Airline complained to Irish Aviation Authority and said its observations had been ignored

In September 2023, Dublin Airport, which is controlled by the DAA, published its proposed airport charges for the March 2024 to March 2025 period.

In December last year, Ryanair formally complained to the Irish Aviation Authority, alleging that Dublin Airport had not fully complied with its obligations under an EU directive that regulates the essential features of airport charges across the trading bloc. Those rules apply to airports handling more than five million passengers a year.
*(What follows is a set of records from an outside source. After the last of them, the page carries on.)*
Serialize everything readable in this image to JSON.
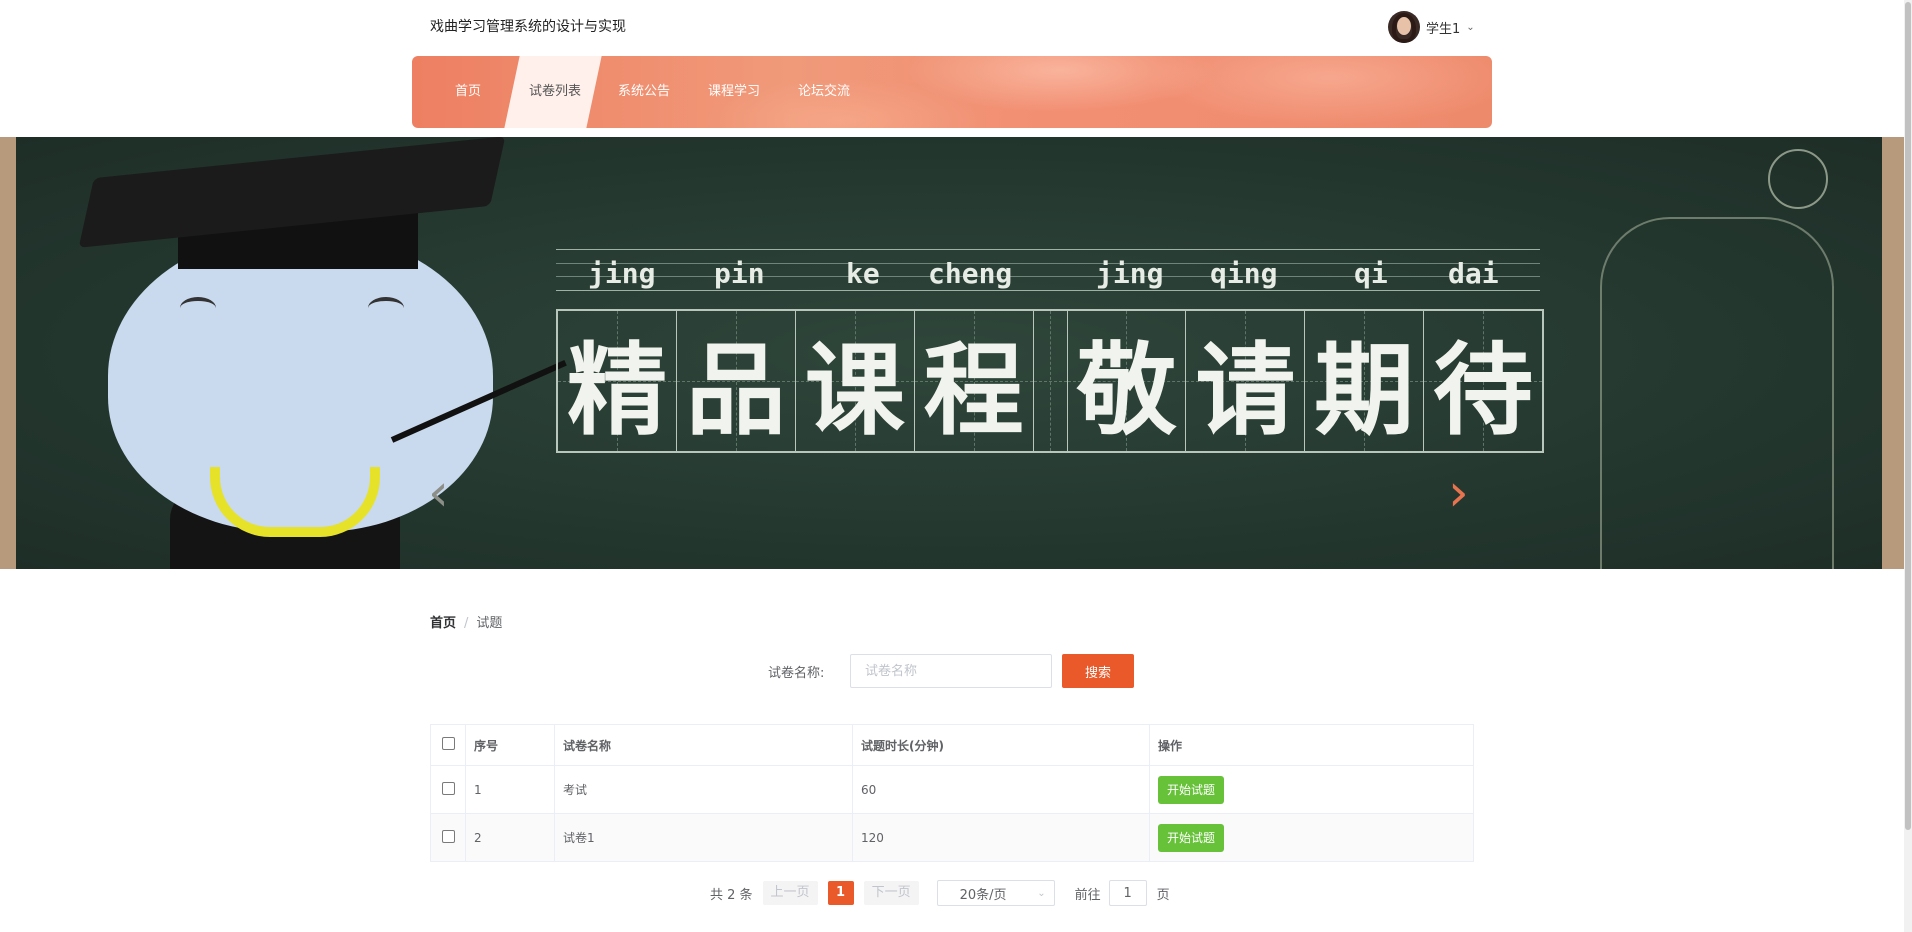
{
  "header": {
    "site_title": "戏曲学习管理系统的设计与实现",
    "user_name": "学生1",
    "user_dropdown_icon": "chevron-down-icon"
  },
  "nav": {
    "items": [
      {
        "label": "首页"
      },
      {
        "label": "试卷列表",
        "active": true
      },
      {
        "label": "系统公告"
      },
      {
        "label": "课程学习"
      },
      {
        "label": "论坛交流"
      }
    ]
  },
  "banner": {
    "pinyin": [
      "jing",
      "pin",
      "ke",
      "cheng",
      "jing",
      "qing",
      "qi",
      "dai"
    ],
    "chars": [
      "精",
      "品",
      "课",
      "程",
      "敬",
      "请",
      "期",
      "待"
    ],
    "prev_icon": "chevron-left-icon",
    "next_icon": "chevron-right-icon",
    "accent_color": "#e8734f"
  },
  "breadcrumb": {
    "home": "首页",
    "separator": "/",
    "current": "试题"
  },
  "search": {
    "label": "试卷名称:",
    "placeholder": "试卷名称",
    "value": "",
    "button_label": "搜索",
    "button_color": "#e9592a"
  },
  "table": {
    "columns": [
      "序号",
      "试卷名称",
      "试题时长(分钟)",
      "操作"
    ],
    "rows": [
      {
        "index": "1",
        "name": "考试",
        "duration": "60",
        "action": "开始试题"
      },
      {
        "index": "2",
        "name": "试卷1",
        "duration": "120",
        "action": "开始试题"
      }
    ],
    "action_color": "#67c23a"
  },
  "pagination": {
    "total": "共 2 条",
    "prev": "上一页",
    "current_page": "1",
    "next": "下一页",
    "page_size": "20条/页",
    "goto_label": "前往",
    "goto_value": "1",
    "goto_unit": "页"
  }
}
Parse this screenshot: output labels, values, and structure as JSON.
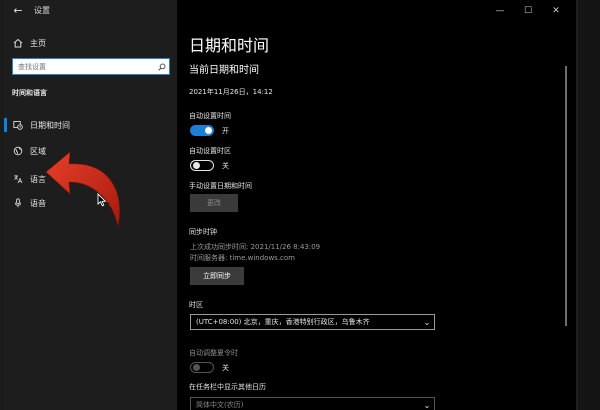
{
  "window": {
    "title": "设置",
    "controls": {
      "minimize": "—",
      "maximize": "☐",
      "close": "✕"
    }
  },
  "sidebar": {
    "home_label": "主页",
    "search_placeholder": "查找设置",
    "section_heading": "时间和语言",
    "items": [
      {
        "label": "日期和时间",
        "icon": "calendar-clock-icon",
        "selected": true
      },
      {
        "label": "区域",
        "icon": "globe-icon",
        "selected": false
      },
      {
        "label": "语言",
        "icon": "language-icon",
        "selected": false
      },
      {
        "label": "语音",
        "icon": "microphone-icon",
        "selected": false
      }
    ]
  },
  "main": {
    "page_title": "日期和时间",
    "subtitle": "当前日期和时间",
    "current_datetime": "2021年11月26日，14:12",
    "auto_time": {
      "label": "自动设置时间",
      "state": "开",
      "on": true
    },
    "auto_timezone": {
      "label": "自动设置时区",
      "state": "关",
      "on": false
    },
    "manual": {
      "label": "手动设置日期和时间",
      "button": "更改"
    },
    "sync": {
      "heading": "同步时钟",
      "last_sync": "上次成功同步时间: 2021/11/26 8:43:09",
      "server": "时间服务器: time.windows.com",
      "button": "立即同步"
    },
    "timezone": {
      "label": "时区",
      "value": "(UTC+08:00) 北京，重庆，香港特别行政区，乌鲁木齐"
    },
    "dst": {
      "label": "自动调整夏令时",
      "state": "关",
      "on": false,
      "disabled": true
    },
    "calendar": {
      "label": "在任务栏中显示其他日历",
      "value": "简体中文(农历)"
    }
  },
  "colors": {
    "accent": "#1b7fd3",
    "sidebar_bg": "#1d1d1d",
    "content_bg": "#000000",
    "annotation_arrow": "#d12a1a"
  }
}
The suite of airport charges that was proposed by Dublin Airport for the 2024-2025 period reflected the overall maximum permitted charge per passenger that was previously set by the Irish Aviation Authority (IAA).

While Ryanair – whose group chief executive is Michael O’Leary – made complaints to the IAA regarding the previous determination of overall charges at Dublin Airport, the relevant complaints considered by the IAA related to a transfer passenger charge, the runway movement charge, the low emissions aircraft discount scheme and a nitrogen oxide charge.

Today’s News in 90 seconds – 28th May 2024

Ryanair wrote to Dublin Airport in October last year, criticising both the proposed increases to airport charges, and what Ryanair alleged to be inadequate and unclear consultation documents.

Dublin Airport responded that the aeronautical charges set by the airport have always followed the movement in annual price caps and that it had provided “extensive consultation materials to support the airport charges process”.

Over the course of October, Dublin Airport continued the consultation process with airlines in relation to the proposed charges, issuing a decision paper in late November.

Ryanair wrote to Dublin Airport on 4 December, alleging that its letters of 6 October and 27 October were unanswered by Dublin Airport, and that many of the consultation comments and questions were excluded from Dublin Airport’s ‘Summary of Consultation Responses’ in its decision paper.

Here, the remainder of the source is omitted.